Oxidative stress caused by amyloid β-peptide (Aβ) may play an important role in the pathogenesis of Alzheimer disease (AD). Aβ is known to be directly responsible for the production of reactive oxygen species (ROS) and induction of apoptosis. Tanshinone IIA (Tan IIA) is extracted from a traditional herbal medicine Salvia miltiorrhiza BUNGE, which has been shown to protect against oxidative stress and cell death. In this study, we investigated the neuroprotective effect of Tan IIA against Aβ₂₅₋₃₅-induced cell death in cultured cortical neurons. Exposure of cortical neurons to 30μM Aβ₂₅₋₃₅ caused a significant viability loss, cell apoptosis and decreased activities of superoxide dismutase (SOD) and glutathione peroxidase (GSH-Px) as well as increased levels of malondialdehyde (MDA) production. In parallel, Aβ₂₅₋₃₅ significant increased the intracellular ROS elevation and decreased mitochondrial membrane potential (MMP).
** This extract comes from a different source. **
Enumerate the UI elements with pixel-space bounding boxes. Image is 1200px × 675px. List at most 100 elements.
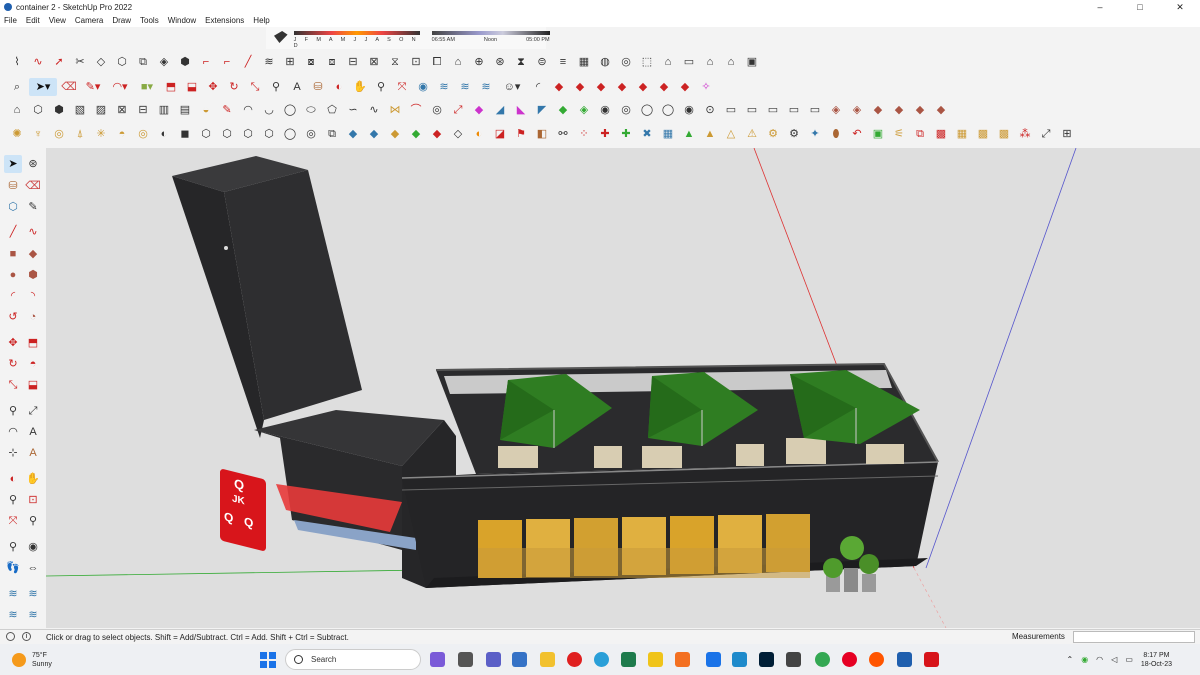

However, pretreatment of the cells with Tan IIA prior to Aβ₂₅₋₃₅ exposure suppressed these Aβ₂₅₋₃₅-induced cellular events noticeably. In addition, Tan IIA reduced the Aβ₂₅₋₃₅-induced increase of caspase-3 activity, and reduced cytochrome c translocation into the cytosol from mitochondria. Furthermore, Tan IIA also ameliorated the Aβ₂₅₋₃₅-induced Bcl-2/Bax ratio reduction in cortical neurons. Taken together, these data indicate that Tan IIA protected cultured cortical neurons against Aβ₂₅₋₃₅-induced neurotoxicity through its antioxidative potential. Our results strongly suggest that Tan IIA may be effective in treating AD associated with oxidative stress.